- Born: 松山 忠三 (Matsuyama Chūzō) 1880 Aomori, Japan
- Died: 1 January 1954 (aged 74)
- Education: Chelsea School of Art
- Known for: Painting, watercolour

= Ryuson Chuzo Matsuyama =

Japanese watercolour landscape artist

Ryuson Chuzo Matsuyama (松山 忠三, Matsuyama Chūzō) was a Japanese watercolour landscape artist who worked in England during the first half of the 20th century.

==Biography==
Ryuson Chuzo Matsuyama was born in Aomori, Japan in 1880. Around 1911, he travelled to England to develop his skill as an artist in watercolour, becoming a member of a significant group of Japanese artists working in London in the years preceding and after World War I. He was a contemporary of fellow expatriate artists Urushibara Mokuchu, Yoshio Markino and Kurihara Chuji. In October 1914, he married Mabel Davies in Chelsea. During the war, he worked with the British Red Cross in providing support and entertainment for wounded soldiers in art and lacquerwork and, later, in displays of Judo and Kendo, firstly at Kitchener House in Hyde Park and subsequently at Richmond House, Surrey, earning a British Red Cross Society Commendation.
Unlike the majority of the Japanese community, who returned home as a result of anti-Japanese feeling during the Second Sino-Japanese War and World War II, Matsuyama appears to have remained in Britain, becoming a naturalised British Citizen in 1947.

==Art==
Like the painter Sato Takezou, Matsuyama studied at the Chelsea School of Art, while also working as a decorative painter, restorer and lacquer repairer. He exhibited his watercolours widely within the Japanese community, including at the Japanese Club in Cavendish Square, as noted in the London newspaper of the Japanese community, the Nichiei Shinshi. He was also, however, an active and successful member of the British art world, exhibiting from 1916 at the Royal Academy, as well as at the Royal Scottish Academy, with the National Portrait Society and regional art galleries. He was a member of the Holborn artists’ society and was elected an Associate of the British Watercolour Society – an honour he was asked to resign in 1947, in the aftermath of World War II.

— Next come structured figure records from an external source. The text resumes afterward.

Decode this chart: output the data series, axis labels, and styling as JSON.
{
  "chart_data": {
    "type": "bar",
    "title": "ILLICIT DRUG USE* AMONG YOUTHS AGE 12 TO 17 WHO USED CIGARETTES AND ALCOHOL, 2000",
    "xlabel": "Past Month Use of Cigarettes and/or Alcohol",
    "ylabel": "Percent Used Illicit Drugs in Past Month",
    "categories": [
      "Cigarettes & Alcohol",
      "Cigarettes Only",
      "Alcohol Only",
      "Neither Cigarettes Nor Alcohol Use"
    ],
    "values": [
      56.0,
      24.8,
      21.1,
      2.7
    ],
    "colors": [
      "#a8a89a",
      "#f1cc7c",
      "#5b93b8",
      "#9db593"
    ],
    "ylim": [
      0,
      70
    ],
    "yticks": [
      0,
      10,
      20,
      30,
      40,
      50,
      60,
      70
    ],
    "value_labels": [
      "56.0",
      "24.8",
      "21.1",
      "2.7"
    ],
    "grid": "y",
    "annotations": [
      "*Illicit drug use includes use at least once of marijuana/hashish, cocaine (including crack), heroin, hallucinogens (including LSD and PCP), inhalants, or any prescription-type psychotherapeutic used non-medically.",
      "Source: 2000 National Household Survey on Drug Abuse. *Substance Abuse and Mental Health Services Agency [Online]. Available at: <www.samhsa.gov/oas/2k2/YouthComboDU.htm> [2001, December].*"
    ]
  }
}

Matsuyama’s subject matter ranged from floral still lifes and interiors to delicate representations of the English countryside, often carefully annotated with date and location. He was best known as a landscapist, painting scenes of London and Surrey, particularly the area around his home in Holmwood near Dorking, but also undertook picturesque painting tours to Cornwall, North Wales and the Lake District. However, he appears never to have been able to devote his life entirely to painting, earning a living as a decorative painter in country houses, and, from 1926, working full time as a theatrical and scene painter in London's West End.

A major exhibition of his work was held in 1987 by J Collins & Son of Bideford, with catalogue notes provided in association with one of Matsuyama’s sons.